Ciaran ging schweren Herzens nach Hause. Estohar hatte ihm mit seiner wohlwollenden Geste keinen Gefallen getan. Er hätte es vorgezogen, weiter zu arbeiten. Vielleicht wäre es ihm gelungen, seine Fehler von der Nacht wiedergutzumachen. Er empfand es als ungerecht, weg geschickt zu werden, wenn seine drei Kameraden weiter arbeiteten. Nur er schien entbehrlich. – Es wäre gut gewesen etwas zu tun zu haben. Jetzt, da er Zeit hatte an anderes zu denken, traf ihn die Nachricht über Lady Airens Tod mit neuer Wucht. Er würde nicht einmal Gelegenheit haben, sie ehrlich zu betrauern. Sie hatte ihn stets gefördert und ermutigt. Aber das war im Vorübergehen geschehen, ohne jeden offiziellen Anstrich. Manchmal, wenn er bei ihr über etwas Bericht zu erstatten hatte, hatte sie mehr als nur dienstliche Worte mit ihm gewechselt. Er hatte mit ihr ein wenig über das sprechen können, das ihn wirklich bewegte. Dinge über die man mit Kameraden wie Neill und Ranalf, selbst mit Colin nicht sprechen konnte. Dinge, die eigentlich für einen Hauptmann der Wache nicht von Interesse waren. Kostbare Minuten von denen niemand außer ihm wusste. Die Einsamkeit, die ihn jetzt erwartete, machte ihm Angst. Und er war sich sicher, dass sie ihn des Öfteren vor Estohar verteidigt hatte. Nur zu oft fand dieser Grund, ihn zu tadeln. Gleich wie er sich bemühte, seinen Dienst gut zu machen.
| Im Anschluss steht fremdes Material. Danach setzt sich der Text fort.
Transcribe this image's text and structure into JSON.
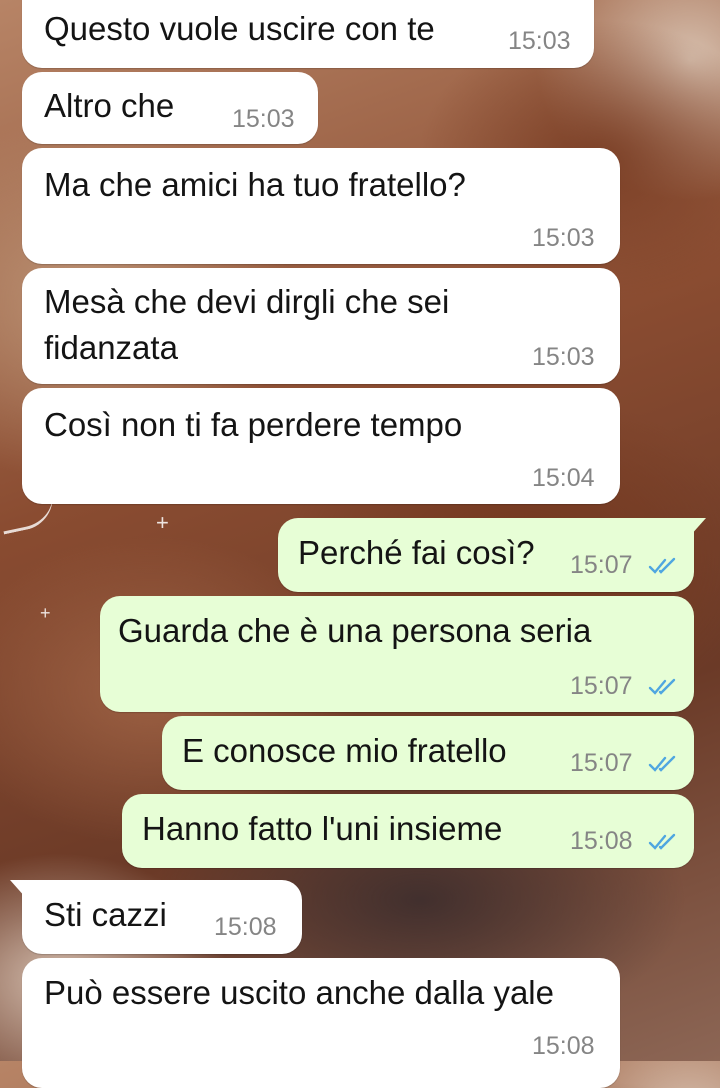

Er erwog kurz, bei Neill vorbeizusehen. Aber wenn er bedachte, wie es auf seinem Posten zugegangen war, waren neugierige Fragen das letzte, das dieser gebrauchen konnte. Jetzt da die Anspannung nachzulassen begann, kam tatsächlich auch Müdigkeit heraus. Mit einem Seufzer warf Ciaran seinen Mantel auf einen Stuhl und wusch sich dann flüchtig. Vielleicht überlegte Estohar es sich doch noch und würde nach ihm schicken, wenn es noch viel zu tun gab. Für diesen Fall war es jetzt wirklich das Beste, etwas zu schlafen, sonst taugte er später nicht mehr viel. Er durfte nicht schon wieder einen Fehler machen.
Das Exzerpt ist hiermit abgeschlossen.